Der geringere Schutzeffekt in den höheren Altersgruppen könnte dadurch entstanden sein, dass hier die HPV-Impfung im empfohlenen Zeitfenster noch nicht hinreichend eingeführt war. Dadurch war der Anteil der durch die Impfung geschützten Mädchen und Frauen geringer. Die Autoren ermittelten bei einer hohen Impfrate von mindestens 50 Prozent eine Herdenimmunität: Anogenitale Warzen bei Jungen und Mädchen gingen hier um fast 90 Prozent zurück. Waren die Impfraten schlechter, waren es bei Mädchen nur 44 Prozent und bei den Jungen 1 Prozent.
Ebenso verringerte sich bei einer hohen Impfrate das Risiko von CIN2+-Läsionen. In einigen Ländern wird die HPV-Impfung im Rahmen von Schulprogrammen durchgeführt: In Australien und Norwegen liegt die Impfrate daher bei über 90 Prozent. Eine norwegische Kohorten-Untersuchung zeigte, dass die Infektionen mit einigen HPV-Typen bei den geimpften Jugendlichen um bis zu 90 Prozent sanken.
Seit 2006 gibt es entsprechende Impfungen, deren Anwendung seit 2007 durch die Ständige Impfkommission (Stiko) empfohlen wird. Seit 2018 ist die HPV-Impfung nicht nur für Mädchen, sondern auch für Jungen von 9 bis 14 Jahren empfohlen und wird durch die Krankenkassen übernommen. Die letzten Auswertungen des Robert-Koch-Instituts (RKI) zeigen eine Impfrate von gut 45 Prozent bei den Mädchen und – aufgrund der erst 2018 empfohlenen Impfung – 0 Prozent bei den Jungen. Die Ergebnisse von 2018 werden Ende des Jahres erwartet.
Zur Impfung gegen Krebs stehen zwei Vakzine zur Verfügung: Die neunvalente Vakzine Gardasil 9 (MSD) und die bivalente Vakzine Cervarix (GSK). Gardasil 9 ist seit März 2016 auf dem Markt und wird nach festem Schema geimpft: Im Alter zwischen 9 und 14 Jahren wird immunisiert, dazu werden zwei Impfdosen im Abstand von fünf Monaten injiziert. Ab einem Alter von 15 Jahren sind drei Gaben nötig. Bei Gardasil 9 sollte der Abstand zwischen der ersten und zweiten Gabe zwei Monate und zwischen der zweiten und dritten Injektion sechs Monate betragen. Bei Cervarix sollten Abstände von einem beziehungsweise sechs Monaten eingehalten werden.

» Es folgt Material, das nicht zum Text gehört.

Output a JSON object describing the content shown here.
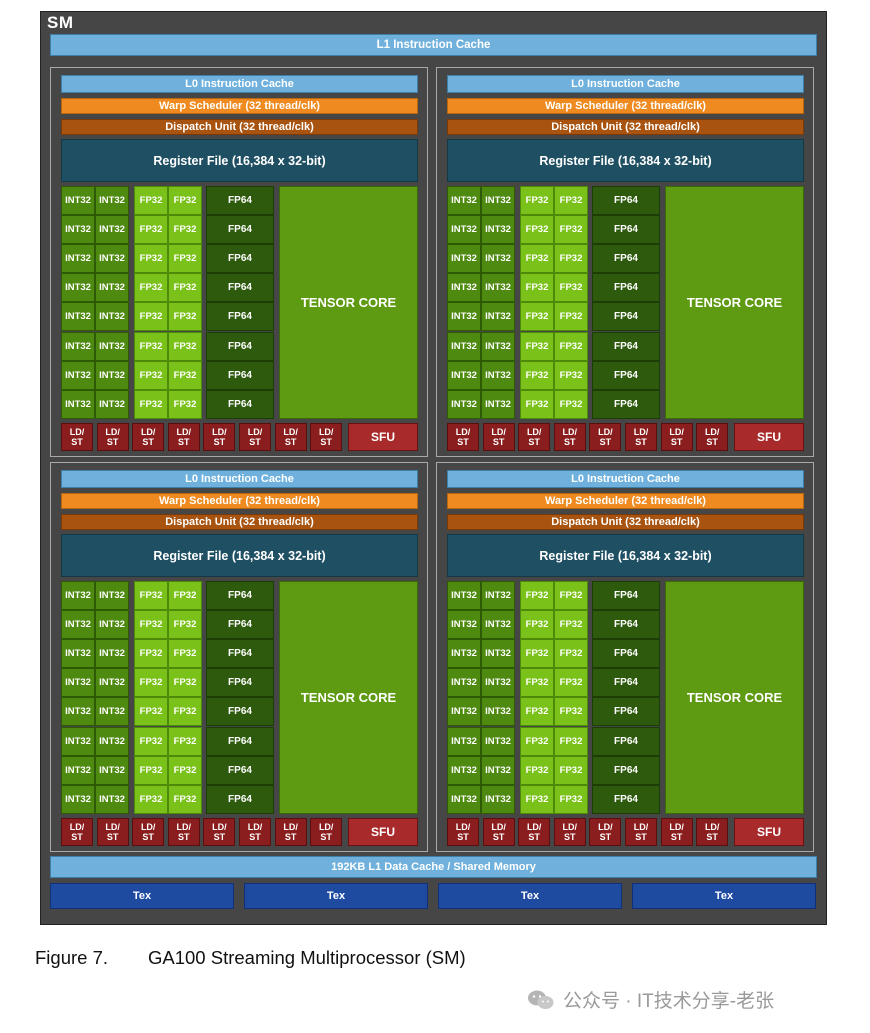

Die Viren werden in Niedrigrisiko-Typen (low-risk-HPV) und Hochrisiko-Typen (high-risk-HPV) unterschieden: Erstere lösen bei einer Infektion meist ungefährliche Genitalwarzen aus. Eine Infektion mit Hochrisiko-Typen führt oft zu Gewebsveränderungen, die sich im Laufe der Jahre zu bösartigen Tumoren entwickeln können: Besonders häufig ist das Zervixkarzinom. Auch Jahre nach einer Infektion kann es durch den Erreger zu bösartigen Tumoren im Intimbereich kommen. Gebärmutterhalskrebs ist die dritthäufigste Krebsart: Jährlich werden 140.000 Frauen aufgrund eines krebsverdächtigen Befundes am Gebärmutterhals operiert; 4600 Frauen erhalten die Diagnose Krebs und ein Drittel stirbt.

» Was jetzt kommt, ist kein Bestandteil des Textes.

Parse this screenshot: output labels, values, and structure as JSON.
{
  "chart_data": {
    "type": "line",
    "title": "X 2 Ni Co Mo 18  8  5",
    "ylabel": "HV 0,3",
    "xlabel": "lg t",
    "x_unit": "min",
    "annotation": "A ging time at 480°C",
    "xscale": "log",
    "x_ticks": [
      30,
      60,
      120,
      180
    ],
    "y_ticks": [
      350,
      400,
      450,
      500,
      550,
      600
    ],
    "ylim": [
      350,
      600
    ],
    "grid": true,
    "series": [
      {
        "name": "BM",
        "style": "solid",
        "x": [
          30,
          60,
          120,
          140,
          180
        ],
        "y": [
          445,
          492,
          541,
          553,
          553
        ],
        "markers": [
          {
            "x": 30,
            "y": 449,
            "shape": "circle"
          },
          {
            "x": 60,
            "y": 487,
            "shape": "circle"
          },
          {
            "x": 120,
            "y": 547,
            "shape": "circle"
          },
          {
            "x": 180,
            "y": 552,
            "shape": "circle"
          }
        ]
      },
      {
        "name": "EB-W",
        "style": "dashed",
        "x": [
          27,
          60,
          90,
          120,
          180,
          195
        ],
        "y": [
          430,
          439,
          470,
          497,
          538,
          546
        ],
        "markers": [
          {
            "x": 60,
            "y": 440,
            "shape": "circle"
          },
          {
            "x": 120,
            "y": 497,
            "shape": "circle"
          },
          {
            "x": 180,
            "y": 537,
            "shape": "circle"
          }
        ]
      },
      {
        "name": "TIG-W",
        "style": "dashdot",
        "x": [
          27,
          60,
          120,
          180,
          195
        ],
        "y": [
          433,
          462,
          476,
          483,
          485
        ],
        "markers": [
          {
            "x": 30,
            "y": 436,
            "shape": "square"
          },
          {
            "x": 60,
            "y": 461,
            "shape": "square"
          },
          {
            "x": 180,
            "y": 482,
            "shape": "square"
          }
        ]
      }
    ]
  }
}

Die Ansteckung erfolgt direkten Haut- und Schleimhautkontakt beim Geschlechtsverkehr. Die Viren können über Mikroverletzungen in die Schleimhaut eindringen und so die Epithelzellen der Basalzellschicht infizieren. Übertragen werden die HPV durch Vaginal-, Anal oder Orogenitalsex. Laut RKI kann die Verwendung von Kondomen nicht sicher vor einer HPV-Infektion schützen. Abhängig vom Krankheitsbild kommt es zu unterschiedlichen Symptomen: Rötliche, bräunliche oder weißliche Papeln in der Genital- und Analregion, Nässegefühl und Juckreiz sowie vaginaler Ausfluss und ungeklärte Scheidenblutungen können Anzeichen für eine Erkrankung sein.